Testable compass: the Primary Axiom of Value. McMurtry’s criterion — x is value iff, and to the extent that, it enables a more coherently inclusive range of thought/feeling/action — offers a practical, falsifiable standard for evaluation across domains. Policies, products, platforms, and practices can be assessed by whether they expand (or restrict) inclusive human and ecological capacities across lifecycles and generations.

Operational baseline: Universal Human Life Necessities. The essay enumerates the complete set of means of life required for human flourishing (e.g., breathable air/light/space; clean water and nourishing food; shelter; caring relations and healthcare; education/creative play; meaningful work; self-governance consistent with just provision). These necessities convert moral aspiration into measurable design requirements for institutions and infrastructure and clarify the paper’s call to ration to life necessities — that is, to prioritize provisioning and access such that necessities are secured universally, efficiently, and non-wastefully.

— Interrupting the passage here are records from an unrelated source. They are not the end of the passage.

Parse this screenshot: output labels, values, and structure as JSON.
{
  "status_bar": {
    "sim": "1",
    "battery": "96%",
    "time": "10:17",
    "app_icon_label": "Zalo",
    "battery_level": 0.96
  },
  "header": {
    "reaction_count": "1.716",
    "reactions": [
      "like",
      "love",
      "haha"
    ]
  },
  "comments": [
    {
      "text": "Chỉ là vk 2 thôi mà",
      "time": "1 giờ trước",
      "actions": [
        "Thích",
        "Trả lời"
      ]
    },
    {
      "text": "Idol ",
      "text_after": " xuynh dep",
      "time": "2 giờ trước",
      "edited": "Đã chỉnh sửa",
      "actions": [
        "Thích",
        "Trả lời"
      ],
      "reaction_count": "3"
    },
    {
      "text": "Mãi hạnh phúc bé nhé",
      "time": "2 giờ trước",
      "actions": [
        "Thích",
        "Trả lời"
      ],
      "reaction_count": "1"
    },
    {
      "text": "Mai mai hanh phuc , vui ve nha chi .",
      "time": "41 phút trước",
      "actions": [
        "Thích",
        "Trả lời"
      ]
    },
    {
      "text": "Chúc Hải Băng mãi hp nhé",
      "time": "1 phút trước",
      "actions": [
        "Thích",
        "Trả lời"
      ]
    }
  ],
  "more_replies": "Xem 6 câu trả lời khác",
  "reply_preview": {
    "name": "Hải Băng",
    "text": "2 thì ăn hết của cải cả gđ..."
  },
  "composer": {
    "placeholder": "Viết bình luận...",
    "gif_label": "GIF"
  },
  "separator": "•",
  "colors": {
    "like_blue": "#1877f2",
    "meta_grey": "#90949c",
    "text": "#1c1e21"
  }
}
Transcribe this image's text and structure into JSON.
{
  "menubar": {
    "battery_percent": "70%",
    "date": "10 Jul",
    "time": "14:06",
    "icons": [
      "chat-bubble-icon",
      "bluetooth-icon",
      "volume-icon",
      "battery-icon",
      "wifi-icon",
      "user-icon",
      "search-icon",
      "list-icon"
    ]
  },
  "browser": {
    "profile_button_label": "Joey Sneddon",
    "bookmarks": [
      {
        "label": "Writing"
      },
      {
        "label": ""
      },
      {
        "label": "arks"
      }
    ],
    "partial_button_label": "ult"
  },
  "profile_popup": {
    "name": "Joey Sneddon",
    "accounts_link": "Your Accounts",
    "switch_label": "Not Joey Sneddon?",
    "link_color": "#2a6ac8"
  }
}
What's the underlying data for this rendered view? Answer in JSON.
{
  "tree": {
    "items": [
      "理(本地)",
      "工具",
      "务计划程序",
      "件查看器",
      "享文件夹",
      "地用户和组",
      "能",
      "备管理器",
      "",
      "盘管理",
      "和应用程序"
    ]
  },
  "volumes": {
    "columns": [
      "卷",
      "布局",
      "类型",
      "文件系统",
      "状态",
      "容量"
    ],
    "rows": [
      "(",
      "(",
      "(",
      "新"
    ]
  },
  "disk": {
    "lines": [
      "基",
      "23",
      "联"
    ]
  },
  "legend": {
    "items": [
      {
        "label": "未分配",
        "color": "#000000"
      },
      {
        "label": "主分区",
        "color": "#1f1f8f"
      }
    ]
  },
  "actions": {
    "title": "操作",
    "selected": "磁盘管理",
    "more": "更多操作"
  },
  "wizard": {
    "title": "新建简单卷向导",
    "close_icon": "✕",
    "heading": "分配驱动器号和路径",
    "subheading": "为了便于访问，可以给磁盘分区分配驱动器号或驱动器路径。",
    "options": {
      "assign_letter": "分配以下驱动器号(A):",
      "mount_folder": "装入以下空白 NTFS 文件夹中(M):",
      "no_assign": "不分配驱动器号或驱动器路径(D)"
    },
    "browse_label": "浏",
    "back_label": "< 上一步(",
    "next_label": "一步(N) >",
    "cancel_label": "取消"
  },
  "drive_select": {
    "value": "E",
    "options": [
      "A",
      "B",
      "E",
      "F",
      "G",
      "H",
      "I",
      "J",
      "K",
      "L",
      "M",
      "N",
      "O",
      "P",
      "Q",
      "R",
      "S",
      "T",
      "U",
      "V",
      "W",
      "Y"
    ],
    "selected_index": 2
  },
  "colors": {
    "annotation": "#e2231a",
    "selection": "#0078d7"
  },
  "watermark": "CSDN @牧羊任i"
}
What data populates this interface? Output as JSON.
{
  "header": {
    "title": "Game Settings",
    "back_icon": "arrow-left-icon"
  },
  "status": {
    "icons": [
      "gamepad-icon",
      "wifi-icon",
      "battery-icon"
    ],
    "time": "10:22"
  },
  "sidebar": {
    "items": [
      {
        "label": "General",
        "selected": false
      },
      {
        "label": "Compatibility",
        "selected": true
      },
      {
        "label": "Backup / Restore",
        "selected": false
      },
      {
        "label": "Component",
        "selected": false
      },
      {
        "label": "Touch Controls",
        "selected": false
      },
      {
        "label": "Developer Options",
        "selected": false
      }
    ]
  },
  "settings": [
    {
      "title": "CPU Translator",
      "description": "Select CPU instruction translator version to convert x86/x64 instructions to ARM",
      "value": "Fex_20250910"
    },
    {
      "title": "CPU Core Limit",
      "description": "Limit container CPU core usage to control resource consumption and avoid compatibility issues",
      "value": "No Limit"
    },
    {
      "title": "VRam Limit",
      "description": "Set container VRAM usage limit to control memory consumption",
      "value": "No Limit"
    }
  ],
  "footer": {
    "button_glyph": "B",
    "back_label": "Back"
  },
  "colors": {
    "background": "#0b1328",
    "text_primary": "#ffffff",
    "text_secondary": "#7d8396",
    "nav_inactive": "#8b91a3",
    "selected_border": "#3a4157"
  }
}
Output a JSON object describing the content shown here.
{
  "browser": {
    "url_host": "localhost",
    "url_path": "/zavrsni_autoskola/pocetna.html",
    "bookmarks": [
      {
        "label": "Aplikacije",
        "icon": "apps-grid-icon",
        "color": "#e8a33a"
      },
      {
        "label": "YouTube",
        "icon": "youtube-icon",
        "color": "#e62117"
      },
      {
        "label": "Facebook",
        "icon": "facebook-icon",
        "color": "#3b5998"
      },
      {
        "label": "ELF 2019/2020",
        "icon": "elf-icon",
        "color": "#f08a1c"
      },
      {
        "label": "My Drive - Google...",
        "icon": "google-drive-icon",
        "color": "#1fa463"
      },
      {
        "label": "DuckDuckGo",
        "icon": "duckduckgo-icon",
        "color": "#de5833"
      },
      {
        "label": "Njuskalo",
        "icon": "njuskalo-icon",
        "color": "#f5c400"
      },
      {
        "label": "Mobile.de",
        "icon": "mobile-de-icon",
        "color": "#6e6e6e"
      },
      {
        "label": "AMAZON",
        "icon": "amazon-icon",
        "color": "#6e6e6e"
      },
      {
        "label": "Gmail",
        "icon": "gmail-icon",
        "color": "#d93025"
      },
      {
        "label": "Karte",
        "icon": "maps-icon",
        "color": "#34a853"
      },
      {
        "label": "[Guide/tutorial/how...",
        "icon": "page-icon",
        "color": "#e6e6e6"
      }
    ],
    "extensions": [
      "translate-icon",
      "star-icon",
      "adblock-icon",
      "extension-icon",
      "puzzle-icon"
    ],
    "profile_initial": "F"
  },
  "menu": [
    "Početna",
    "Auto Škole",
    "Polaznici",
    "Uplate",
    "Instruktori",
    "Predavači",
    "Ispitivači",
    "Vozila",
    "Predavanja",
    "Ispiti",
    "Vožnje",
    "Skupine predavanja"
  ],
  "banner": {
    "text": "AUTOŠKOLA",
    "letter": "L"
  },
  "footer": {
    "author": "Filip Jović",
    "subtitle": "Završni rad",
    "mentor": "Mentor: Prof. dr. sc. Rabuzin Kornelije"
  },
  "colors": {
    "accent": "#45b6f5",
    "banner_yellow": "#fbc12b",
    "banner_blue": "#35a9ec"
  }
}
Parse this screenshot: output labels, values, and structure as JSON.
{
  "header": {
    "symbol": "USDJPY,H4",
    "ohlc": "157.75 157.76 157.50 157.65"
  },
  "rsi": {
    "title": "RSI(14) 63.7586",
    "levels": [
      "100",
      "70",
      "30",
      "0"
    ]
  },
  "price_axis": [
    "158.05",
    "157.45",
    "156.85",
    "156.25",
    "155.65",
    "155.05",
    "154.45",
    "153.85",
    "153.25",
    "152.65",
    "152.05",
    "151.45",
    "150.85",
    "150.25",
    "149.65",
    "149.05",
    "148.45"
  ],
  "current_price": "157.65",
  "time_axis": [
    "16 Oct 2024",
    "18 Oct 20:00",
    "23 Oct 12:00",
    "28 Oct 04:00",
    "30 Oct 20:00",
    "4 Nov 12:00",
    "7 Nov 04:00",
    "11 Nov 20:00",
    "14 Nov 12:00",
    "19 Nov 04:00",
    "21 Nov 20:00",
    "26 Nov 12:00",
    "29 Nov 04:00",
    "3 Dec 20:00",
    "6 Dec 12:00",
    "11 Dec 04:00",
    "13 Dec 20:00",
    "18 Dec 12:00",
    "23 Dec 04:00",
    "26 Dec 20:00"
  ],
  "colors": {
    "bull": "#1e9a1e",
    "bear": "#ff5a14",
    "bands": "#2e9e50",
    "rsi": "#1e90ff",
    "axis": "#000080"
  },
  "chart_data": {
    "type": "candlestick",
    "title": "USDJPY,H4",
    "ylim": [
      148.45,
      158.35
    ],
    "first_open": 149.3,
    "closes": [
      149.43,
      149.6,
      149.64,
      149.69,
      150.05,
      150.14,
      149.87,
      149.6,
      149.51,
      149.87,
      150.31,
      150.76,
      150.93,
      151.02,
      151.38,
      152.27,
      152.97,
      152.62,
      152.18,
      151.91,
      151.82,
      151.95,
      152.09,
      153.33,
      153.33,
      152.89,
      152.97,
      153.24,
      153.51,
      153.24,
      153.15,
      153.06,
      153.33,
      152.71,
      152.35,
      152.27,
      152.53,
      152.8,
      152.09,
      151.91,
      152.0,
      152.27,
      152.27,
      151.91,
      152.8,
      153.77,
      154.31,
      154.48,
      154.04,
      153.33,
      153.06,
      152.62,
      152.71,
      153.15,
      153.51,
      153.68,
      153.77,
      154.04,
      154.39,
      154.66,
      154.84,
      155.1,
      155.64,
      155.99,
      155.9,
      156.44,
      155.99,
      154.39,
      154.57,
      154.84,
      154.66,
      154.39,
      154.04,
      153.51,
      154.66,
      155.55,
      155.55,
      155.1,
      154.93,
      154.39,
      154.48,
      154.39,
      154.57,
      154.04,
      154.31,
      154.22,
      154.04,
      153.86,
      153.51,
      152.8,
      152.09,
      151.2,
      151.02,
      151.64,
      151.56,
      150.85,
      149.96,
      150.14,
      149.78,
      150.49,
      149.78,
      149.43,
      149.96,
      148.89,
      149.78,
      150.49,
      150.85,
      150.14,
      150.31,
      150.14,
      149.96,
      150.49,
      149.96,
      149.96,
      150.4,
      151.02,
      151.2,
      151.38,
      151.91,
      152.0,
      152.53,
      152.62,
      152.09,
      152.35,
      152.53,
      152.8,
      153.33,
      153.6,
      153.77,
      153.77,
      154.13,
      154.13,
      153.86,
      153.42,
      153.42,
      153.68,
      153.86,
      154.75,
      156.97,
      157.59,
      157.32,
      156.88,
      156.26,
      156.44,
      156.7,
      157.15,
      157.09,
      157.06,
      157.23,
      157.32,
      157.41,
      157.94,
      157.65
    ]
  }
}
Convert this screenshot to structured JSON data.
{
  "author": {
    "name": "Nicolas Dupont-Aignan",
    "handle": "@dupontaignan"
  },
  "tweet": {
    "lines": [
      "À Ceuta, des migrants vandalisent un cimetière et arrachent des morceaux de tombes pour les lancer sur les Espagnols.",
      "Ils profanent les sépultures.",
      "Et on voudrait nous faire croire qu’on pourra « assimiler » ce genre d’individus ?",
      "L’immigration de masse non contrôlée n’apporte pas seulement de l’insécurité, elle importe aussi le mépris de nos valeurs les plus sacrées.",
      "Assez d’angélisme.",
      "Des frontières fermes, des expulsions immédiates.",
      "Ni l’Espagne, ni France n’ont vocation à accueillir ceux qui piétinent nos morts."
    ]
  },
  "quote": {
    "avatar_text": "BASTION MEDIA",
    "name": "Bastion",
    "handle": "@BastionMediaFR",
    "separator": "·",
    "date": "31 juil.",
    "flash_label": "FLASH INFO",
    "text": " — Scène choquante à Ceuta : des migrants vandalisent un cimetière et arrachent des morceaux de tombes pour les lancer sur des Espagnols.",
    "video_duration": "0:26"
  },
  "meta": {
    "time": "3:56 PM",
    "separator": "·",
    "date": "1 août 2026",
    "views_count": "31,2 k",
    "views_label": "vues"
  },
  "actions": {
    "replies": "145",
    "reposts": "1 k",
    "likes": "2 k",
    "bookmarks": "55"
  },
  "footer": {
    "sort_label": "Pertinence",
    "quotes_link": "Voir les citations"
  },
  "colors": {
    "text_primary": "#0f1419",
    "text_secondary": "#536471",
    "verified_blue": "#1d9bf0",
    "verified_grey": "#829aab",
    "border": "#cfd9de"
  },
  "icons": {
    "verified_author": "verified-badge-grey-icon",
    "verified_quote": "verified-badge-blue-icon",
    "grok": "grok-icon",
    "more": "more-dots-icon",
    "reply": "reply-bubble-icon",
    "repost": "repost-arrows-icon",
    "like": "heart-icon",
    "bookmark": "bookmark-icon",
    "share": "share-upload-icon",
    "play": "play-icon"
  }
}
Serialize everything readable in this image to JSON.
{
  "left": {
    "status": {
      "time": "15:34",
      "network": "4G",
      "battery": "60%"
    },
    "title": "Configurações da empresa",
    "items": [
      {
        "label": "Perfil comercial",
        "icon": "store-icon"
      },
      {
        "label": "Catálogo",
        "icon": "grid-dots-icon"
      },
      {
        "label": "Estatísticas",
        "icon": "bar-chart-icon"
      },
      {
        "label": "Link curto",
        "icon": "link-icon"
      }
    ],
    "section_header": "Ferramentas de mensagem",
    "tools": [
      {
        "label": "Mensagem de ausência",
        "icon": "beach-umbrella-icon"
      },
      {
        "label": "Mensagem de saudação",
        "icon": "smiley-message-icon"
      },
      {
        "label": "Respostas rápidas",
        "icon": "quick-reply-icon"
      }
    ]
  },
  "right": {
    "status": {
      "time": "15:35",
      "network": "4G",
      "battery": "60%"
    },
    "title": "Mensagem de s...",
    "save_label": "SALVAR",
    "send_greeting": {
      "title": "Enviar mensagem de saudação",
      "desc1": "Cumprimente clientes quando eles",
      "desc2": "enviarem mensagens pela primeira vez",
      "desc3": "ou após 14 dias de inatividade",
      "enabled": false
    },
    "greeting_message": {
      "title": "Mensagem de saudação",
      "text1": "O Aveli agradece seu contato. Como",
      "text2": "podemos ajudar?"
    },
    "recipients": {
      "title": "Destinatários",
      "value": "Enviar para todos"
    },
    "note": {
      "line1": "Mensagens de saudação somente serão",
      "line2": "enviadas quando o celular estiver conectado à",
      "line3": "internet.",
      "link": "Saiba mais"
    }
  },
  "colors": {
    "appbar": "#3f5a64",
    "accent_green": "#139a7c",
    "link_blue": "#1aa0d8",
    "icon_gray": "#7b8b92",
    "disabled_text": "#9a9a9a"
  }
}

From extraction to life-value addition. With life-capital as unit and the Primary Axiom as metric, economic and legal systems can be recoded away from carcinogenic money self-multiplication toward life-value adding sequencing: prevention over remediation; regeneration over depletion; distributed participation over enclosure. The essay emphasizes that the target is not scapegoating individuals but restructuring the systemic mind-locks that channel behavior toward life-blind outcomes.

Knowledge as a means of life. The argument extends to epistemic infrastructure: open, restriction-free access to life-relevant knowledge is essential for societal learning, timely coordination, and scaling what works. Paywalls and proprietary enclosures are reframed as life-capital inhibitors.

Applied bridge: One Health. The Appendix illustrates how life-capital supplies the missing connective tissue for One Health — integrating human, animal, environmental, microbial, and social determinants within a single provisioning logic. It shows how agencies and policies can align by adopting life-capital accounting and the life-necessities baseline as shared, cross-sector standards.

Action questions (starter agenda).

  1. AI for life-capital: Can we constrain general-purpose technologies to optimize for life-value, not merely engagement or profit?

  2. From war logic to health logic: Can societies repattern incentives toward building health capacities rather than producing dis-ease and conflict?

  3. Deliberation & reconciliation: Can life-value onto-axiology provide a common language for truth-and-reconciliation processes that heal structural harms and redesign value encodings (law, trade, media)?

  4. Learning systems: Can institutions adopt “safe-fail” learning (first, do no life-harm), iterating by explicit life-capital metrics and necessity maps?

Bottom line. The essay is both tribute and toolkit: a structural diagnosis of the life-blind program, a unifying unit (life-capital), a testable compass (Primary Axiom), an operational baseline (Universal Life Necessities), and a translational bridge (One Health). Together they specify how to redesign economies, policies, and practices so that value reliably means enabling life — now and across generations.